Odyssey of a Ghost Town Explorer Stories by Eric Cachinero Produced by Nevada Magazine
Nevada Magazine's 12,000-mile tale of the Silver State's ghost towns
Introduction Sagebrush Soul Searching
In 2016 and 2019, I traveled 12,084 miles in Nevada exploring ghost towns as associate editor of Nevada Magazine, and the pages that follow tell of my adventures. It's generally accepted that Nevada has more than 600 ghost towns, and during my travels, I visited roughtly one-sixth of them. Some of these ghost towns are incredibly well-preserved, with schoolhouses, cemeteries, stamp mills, banks, and mines; some are nothing more than sagebrush, dirt, and a dot on the map.
I spent countless hours on Nevada's highways and dirt roads driving to these ghost towns. The incredible things I experienced during this odyssey are hardly mine alone to tell, though, because the people and things that kept me company along the way are as memorable as the ghost towns themselves. I traveled the first several hundred miles with my grandfather, Paul McKee; the vast majority of the miles I traveled alongside Nevada Magazine Executive Editor Megg Mueller; and I traveled alone for a good chunk of them, too. I traveled miles to many graveyards, where the eternally resting residents of these ghost towns still tell a small piece of their story by the words on their headstones. I traveled many miles with nothing but my thoughts, and many more bellied up to the bars at small-town Nevada saloons, speaking with Nevadans about ghost towns and their history.

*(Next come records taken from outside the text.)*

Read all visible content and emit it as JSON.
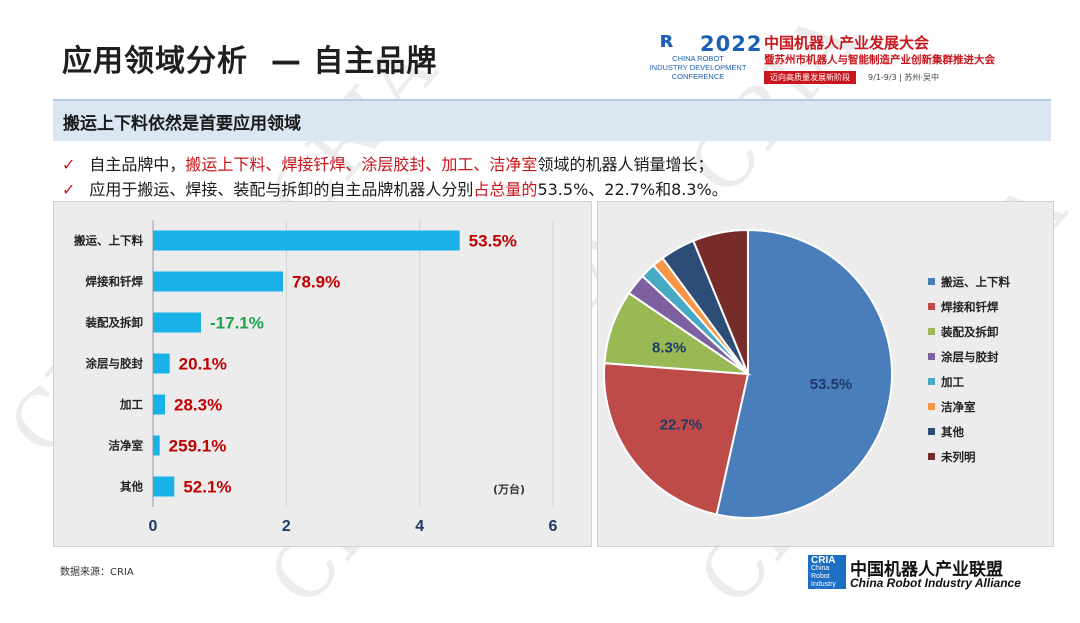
{
  "page": {
    "title": "应用领域分析  — 自主品牌",
    "section_banner": "搬运上下料依然是首要应用领域",
    "bullets": [
      {
        "check": "✓",
        "parts": [
          {
            "text": "自主品牌中，",
            "red": false
          },
          {
            "text": "搬运上下料、焊接钎焊、涂层胶封、加工、洁净室",
            "red": true
          },
          {
            "text": "领域的机器人销量增长；",
            "red": false
          }
        ]
      },
      {
        "check": "✓",
        "parts": [
          {
            "text": "应用于搬运、焊接、装配与拆卸的自主品牌机器人分别",
            "red": false
          },
          {
            "text": "占总量的",
            "red": true
          },
          {
            "text": "53.5%、22.7%和8.3%。",
            "red": false
          }
        ]
      }
    ],
    "source": "数据来源：CRIA",
    "watermark": "CRIA"
  },
  "conference_logo": {
    "mark": "ʀ",
    "year": "2022",
    "english": [
      "CHINA ROBOT",
      "INDUSTRY DEVELOPMENT",
      "CONFERENCE"
    ],
    "title_cn": "中国机器人产业发展大会",
    "subtitle_cn": "暨苏州市机器人与智能制造产业创新集群推进大会",
    "tagline": "迈向高质量发展新阶段",
    "date_place": "9/1-9/3 | 苏州·吴中"
  },
  "alliance_logo": {
    "box_text": "CRIA",
    "box_sub": [
      "China",
      "Robot",
      "Industry",
      "Alliance"
    ],
    "name_cn": "中国机器人产业联盟",
    "name_en": "China Robot Industry Alliance"
  },
  "colors": {
    "bar": "#1ab0e8",
    "growth_positive": "#c00000",
    "growth_negative": "#1fa34a",
    "pie": [
      "#4a7ebb",
      "#be4b48",
      "#98b954",
      "#7d60a0",
      "#46aac5",
      "#f79646",
      "#2c4d75",
      "#772c2a"
    ]
  },
  "chart_data": [
    {
      "type": "bar",
      "orientation": "horizontal",
      "categories": [
        "搬运、上下料",
        "焊接和钎焊",
        "装配及拆卸",
        "涂层与胶封",
        "加工",
        "洁净室",
        "其他"
      ],
      "values": [
        4.6,
        1.95,
        0.72,
        0.25,
        0.18,
        0.1,
        0.32
      ],
      "data_labels": [
        "53.5%",
        "78.9%",
        "-17.1%",
        "20.1%",
        "28.3%",
        "259.1%",
        "52.1%"
      ],
      "unit_label": "(万台)",
      "xlim": [
        0,
        6
      ],
      "xticks": [
        0,
        2,
        4,
        6
      ],
      "grid": true
    },
    {
      "type": "pie",
      "labels": [
        "搬运、上下料",
        "焊接和钎焊",
        "装配及拆卸",
        "涂层与胶封",
        "加工",
        "洁净室",
        "其他",
        "未列明"
      ],
      "values": [
        53.5,
        22.7,
        8.3,
        2.4,
        1.7,
        1.3,
        3.9,
        6.2
      ],
      "data_labels": [
        "53.5%",
        "22.7%",
        "8.3%",
        "",
        "",
        "",
        "",
        ""
      ],
      "legend_position": "right"
    }
  ]
}
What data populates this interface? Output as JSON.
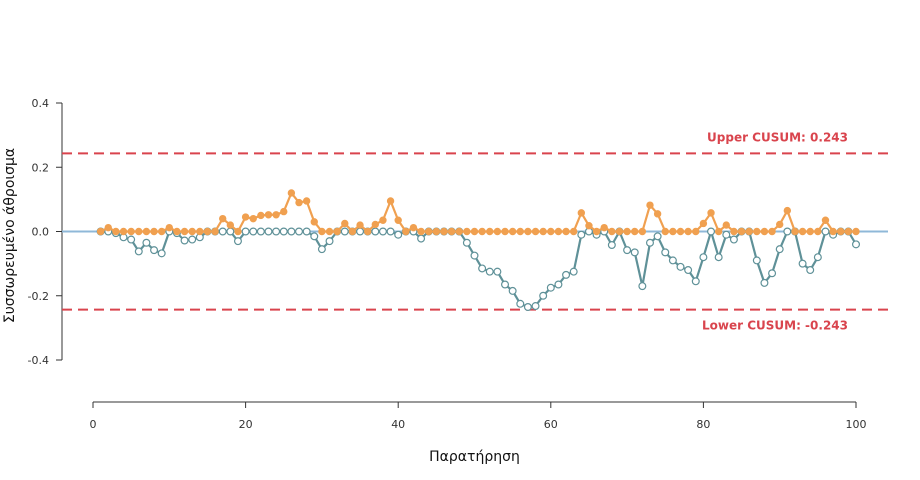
{
  "chart_data": {
    "type": "line",
    "title": "",
    "xlabel": "Παρατήρηση",
    "ylabel": "Συσσωρευμένο άθροισμα",
    "xlim": [
      0,
      100
    ],
    "ylim": [
      -0.4,
      0.4
    ],
    "x_ticks": [
      0,
      20,
      40,
      60,
      80,
      100
    ],
    "y_ticks": [
      -0.4,
      -0.2,
      0.0,
      0.2,
      0.4
    ],
    "grid": false,
    "legend": "none",
    "center_line": 0.0,
    "upper_limit": {
      "value": 0.243,
      "label": "Upper CUSUM: 0.243"
    },
    "lower_limit": {
      "value": -0.243,
      "label": "Lower CUSUM: -0.243"
    },
    "colors": {
      "upper_series": "#f0a050",
      "lower_series": "#5f9198",
      "limit": "#d9444d",
      "center": "#8fb8d8",
      "axis": "#333333"
    },
    "x": [
      1,
      2,
      3,
      4,
      5,
      6,
      7,
      8,
      9,
      10,
      11,
      12,
      13,
      14,
      15,
      16,
      17,
      18,
      19,
      20,
      21,
      22,
      23,
      24,
      25,
      26,
      27,
      28,
      29,
      30,
      31,
      32,
      33,
      34,
      35,
      36,
      37,
      38,
      39,
      40,
      41,
      42,
      43,
      44,
      45,
      46,
      47,
      48,
      49,
      50,
      51,
      52,
      53,
      54,
      55,
      56,
      57,
      58,
      59,
      60,
      61,
      62,
      63,
      64,
      65,
      66,
      67,
      68,
      69,
      70,
      71,
      72,
      73,
      74,
      75,
      76,
      77,
      78,
      79,
      80,
      81,
      82,
      83,
      84,
      85,
      86,
      87,
      88,
      89,
      90,
      91,
      92,
      93,
      94,
      95,
      96,
      97,
      98,
      99,
      100
    ],
    "series": [
      {
        "role": "upper",
        "values": [
          0.0,
          0.012,
          0.0,
          0.0,
          0.0,
          0.0,
          0.0,
          0.0,
          0.0,
          0.012,
          0.0,
          0.0,
          0.0,
          0.0,
          0.0,
          0.0,
          0.04,
          0.02,
          0.0,
          0.045,
          0.04,
          0.05,
          0.052,
          0.052,
          0.062,
          0.12,
          0.09,
          0.095,
          0.03,
          0.0,
          0.0,
          0.0,
          0.025,
          0.0,
          0.02,
          0.0,
          0.022,
          0.035,
          0.095,
          0.035,
          0.0,
          0.012,
          0.0,
          0.0,
          0.0,
          0.0,
          0.0,
          0.0,
          0.0,
          0.0,
          0.0,
          0.0,
          0.0,
          0.0,
          0.0,
          0.0,
          0.0,
          0.0,
          0.0,
          0.0,
          0.0,
          0.0,
          0.0,
          0.058,
          0.018,
          0.0,
          0.012,
          0.0,
          0.0,
          0.0,
          0.0,
          0.0,
          0.082,
          0.055,
          0.0,
          0.0,
          0.0,
          0.0,
          0.0,
          0.025,
          0.058,
          0.0,
          0.02,
          0.0,
          0.0,
          0.0,
          0.0,
          0.0,
          0.0,
          0.022,
          0.065,
          0.0,
          0.0,
          0.0,
          0.0,
          0.035,
          0.0,
          0.0,
          0.0,
          0.0
        ]
      },
      {
        "role": "lower",
        "values": [
          0.0,
          0.0,
          -0.005,
          -0.018,
          -0.025,
          -0.062,
          -0.035,
          -0.058,
          -0.068,
          0.0,
          -0.005,
          -0.028,
          -0.025,
          -0.018,
          0.0,
          0.0,
          0.0,
          0.0,
          -0.03,
          0.0,
          0.0,
          0.0,
          0.0,
          0.0,
          0.0,
          0.0,
          0.0,
          0.0,
          -0.015,
          -0.055,
          -0.03,
          0.0,
          0.0,
          0.0,
          0.0,
          0.0,
          0.0,
          0.0,
          0.0,
          -0.01,
          0.0,
          0.0,
          -0.022,
          0.0,
          0.0,
          0.0,
          0.0,
          0.0,
          -0.035,
          -0.075,
          -0.115,
          -0.125,
          -0.125,
          -0.165,
          -0.185,
          -0.225,
          -0.235,
          -0.232,
          -0.2,
          -0.175,
          -0.165,
          -0.135,
          -0.125,
          -0.01,
          0.0,
          -0.01,
          0.0,
          -0.042,
          0.0,
          -0.058,
          -0.065,
          -0.17,
          -0.035,
          -0.015,
          -0.065,
          -0.09,
          -0.11,
          -0.12,
          -0.155,
          -0.08,
          0.0,
          -0.08,
          -0.01,
          -0.025,
          0.0,
          0.0,
          -0.09,
          -0.16,
          -0.13,
          -0.055,
          0.0,
          0.0,
          -0.1,
          -0.12,
          -0.08,
          0.0,
          -0.01,
          0.0,
          0.0,
          -0.04
        ]
      }
    ]
  }
}
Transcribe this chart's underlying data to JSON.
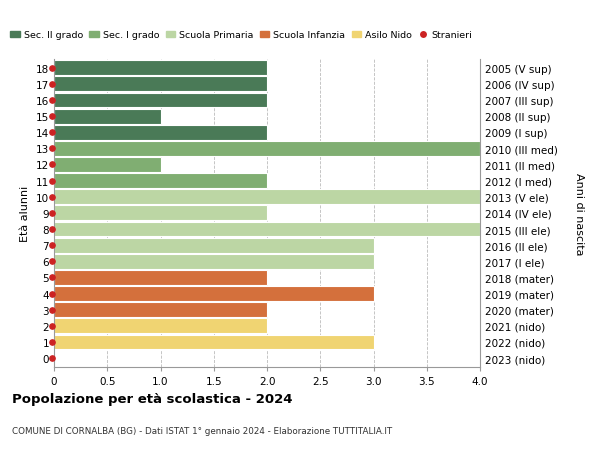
{
  "bars": [
    {
      "age": 18,
      "year_label": "2005 (V sup)",
      "value": 2,
      "color": "#4a7a57"
    },
    {
      "age": 17,
      "year_label": "2006 (IV sup)",
      "value": 2,
      "color": "#4a7a57"
    },
    {
      "age": 16,
      "year_label": "2007 (III sup)",
      "value": 2,
      "color": "#4a7a57"
    },
    {
      "age": 15,
      "year_label": "2008 (II sup)",
      "value": 1,
      "color": "#4a7a57"
    },
    {
      "age": 14,
      "year_label": "2009 (I sup)",
      "value": 2,
      "color": "#4a7a57"
    },
    {
      "age": 13,
      "year_label": "2010 (III med)",
      "value": 4,
      "color": "#80ae72"
    },
    {
      "age": 12,
      "year_label": "2011 (II med)",
      "value": 1,
      "color": "#80ae72"
    },
    {
      "age": 11,
      "year_label": "2012 (I med)",
      "value": 2,
      "color": "#80ae72"
    },
    {
      "age": 10,
      "year_label": "2013 (V ele)",
      "value": 4,
      "color": "#bcd6a4"
    },
    {
      "age": 9,
      "year_label": "2014 (IV ele)",
      "value": 2,
      "color": "#bcd6a4"
    },
    {
      "age": 8,
      "year_label": "2015 (III ele)",
      "value": 4,
      "color": "#bcd6a4"
    },
    {
      "age": 7,
      "year_label": "2016 (II ele)",
      "value": 3,
      "color": "#bcd6a4"
    },
    {
      "age": 6,
      "year_label": "2017 (I ele)",
      "value": 3,
      "color": "#bcd6a4"
    },
    {
      "age": 5,
      "year_label": "2018 (mater)",
      "value": 2,
      "color": "#d4703c"
    },
    {
      "age": 4,
      "year_label": "2019 (mater)",
      "value": 3,
      "color": "#d4703c"
    },
    {
      "age": 3,
      "year_label": "2020 (mater)",
      "value": 2,
      "color": "#d4703c"
    },
    {
      "age": 2,
      "year_label": "2021 (nido)",
      "value": 2,
      "color": "#f0d472"
    },
    {
      "age": 1,
      "year_label": "2022 (nido)",
      "value": 3,
      "color": "#f0d472"
    },
    {
      "age": 0,
      "year_label": "2023 (nido)",
      "value": 0,
      "color": "#f0d472"
    }
  ],
  "legend_items": [
    {
      "label": "Sec. II grado",
      "color": "#4a7a57",
      "type": "patch"
    },
    {
      "label": "Sec. I grado",
      "color": "#80ae72",
      "type": "patch"
    },
    {
      "label": "Scuola Primaria",
      "color": "#bcd6a4",
      "type": "patch"
    },
    {
      "label": "Scuola Infanzia",
      "color": "#d4703c",
      "type": "patch"
    },
    {
      "label": "Asilo Nido",
      "color": "#f0d472",
      "type": "patch"
    },
    {
      "label": "Stranieri",
      "color": "#cc2222",
      "type": "dot"
    }
  ],
  "ylabel_left": "Età alunni",
  "ylabel_right": "Anni di nascita",
  "xlim": [
    0,
    4.0
  ],
  "xticks": [
    0,
    0.5,
    1.0,
    1.5,
    2.0,
    2.5,
    3.0,
    3.5,
    4.0
  ],
  "xticklabels": [
    "0",
    "0.5",
    "1.0",
    "1.5",
    "2.0",
    "2.5",
    "3.0",
    "3.5",
    "4.0"
  ],
  "title": "Popolazione per età scolastica - 2024",
  "subtitle": "COMUNE DI CORNALBA (BG) - Dati ISTAT 1° gennaio 2024 - Elaborazione TUTTITALIA.IT",
  "background_color": "#ffffff",
  "grid_color": "#bbbbbb",
  "bar_height": 0.92,
  "stranieri_dot_color": "#cc2222"
}
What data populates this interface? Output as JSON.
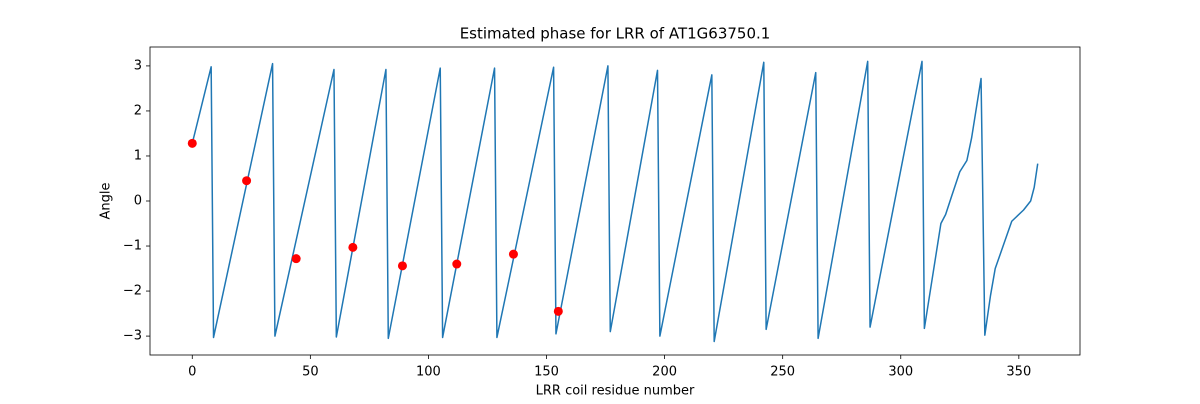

That really is the most special part about Nevada ghost towns -- the history; the indescribable moment when you step into one of these places, sit in total silence, and imagine what life must have been like. You can almost hear the school bells, and picture what color the one-room schoolhouse used to be; you see the remnants of a stamp mill and imagine the deafening thunder it must have produced; you discover a bank vault, and wonder what riches it once contained; you see a mine entrance, and picture the blood, sweat, flesh, and riches that traveled in and out of it every single day.
Nevada history is fascinating, and reading about it is exciting, but experiencing it firsthand -- laying your eyes upon it -- is nearly indescribable. I hope this book encourages you to get out and explore, experience, respect, and protect Nevada's ghost town treasures, and create your own adventure.